Cost of Downtime Index
How do you decide how much to spend to keep things running? You do it by creating a metric that functions on your real business data, the cost of your down time.
The Cost of Downtime Index (CoDI) is a valuable tool to help you decide how pro-active you should be with your approach to keeping your Information Technology working as expected.
Your CoDI should include the following costs:
- Wages, utilities, lease and footprint expenses.
- Stress that impacts employee retention.
- Lost productivity.
- Missed opportunities.
- Reputation damage.
Below is an example cost of downtime metric calculation for illustration from a real local business:
- 180 hours of production time per month (45 per week), at $25,000 in revenue per week, or $556 per hour over 180 hours of production per month.
- $20,000 per month for lease and utilities, works out to $112 per hour over 180 production hours per month.
- Reputation damage is important to them because they have several large regular customers, so they value the reputation impact at $100 per hour.

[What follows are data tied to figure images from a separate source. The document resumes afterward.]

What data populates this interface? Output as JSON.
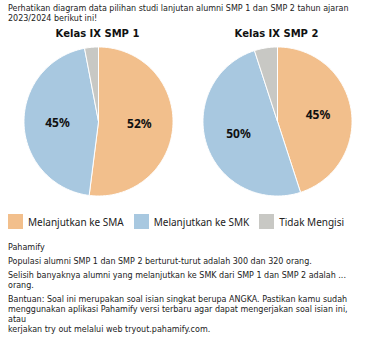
{
  "chart_data": [
    {
      "type": "pie",
      "title": "Kelas IX SMP 1",
      "categories": [
        "Melanjutkan ke SMA",
        "Melanjutkan ke SMK",
        "Tidak Mengisi"
      ],
      "values": [
        52,
        45,
        3
      ],
      "colors": [
        "#F2BF8C",
        "#A8C8E0",
        "#C8C8C4"
      ],
      "data_labels": true,
      "value_labels": [
        "52%",
        "45%",
        null
      ],
      "legend": "bottom"
    },
    {
      "type": "pie",
      "title": "Kelas IX SMP 2",
      "categories": [
        "Melanjutkan ke SMA",
        "Melanjutkan ke SMK",
        "Tidak Mengisi"
      ],
      "values": [
        45,
        50,
        5
      ],
      "colors": [
        "#F2BF8C",
        "#A8C8E0",
        "#C8C8C4"
      ],
      "data_labels": true,
      "value_labels": [
        "45%",
        "50%",
        null
      ],
      "legend": "bottom"
    }
  ],
  "annotations": [
    "Perhatikan diagram data pilihan studi lanjutan alumni SMP 1 dan SMP 2 tahun ajaran\n2023/2024 berikut ini!",
    "Pahamify",
    "Populasi alumni SMP 1 dan SMP 2 berturut-turut adalah 300 dan 320 orang.",
    "Selisih banyaknya alumni yang melanjutkan ke SMK dari SMP 1 dan SMP 2 adalah ... orang.",
    "Bantuan: Soal ini merupakan soal isian singkat berupa ANGKA. Pastikan kamu sudah\nmenggunakan aplikasi Pahamify versi terbaru agar dapat mengerjakan soal isian ini, atau\nkerjakan try out melalui web tryout.pahamify.com."
  ]
}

Their Cost of Downtime Index is $768 per hour. This means a three day outage where they have no server or internet access will cost $20,700, a potential cost they use to justify investing an additional $10,000 per year to prevent outages and normalize them when they can't be prevented. One of the ways you prevent unplanned outages is by monitoring your computers for pending failure conditions, and doing regular maintenance on both the hardware and software to keep your systems running as expected.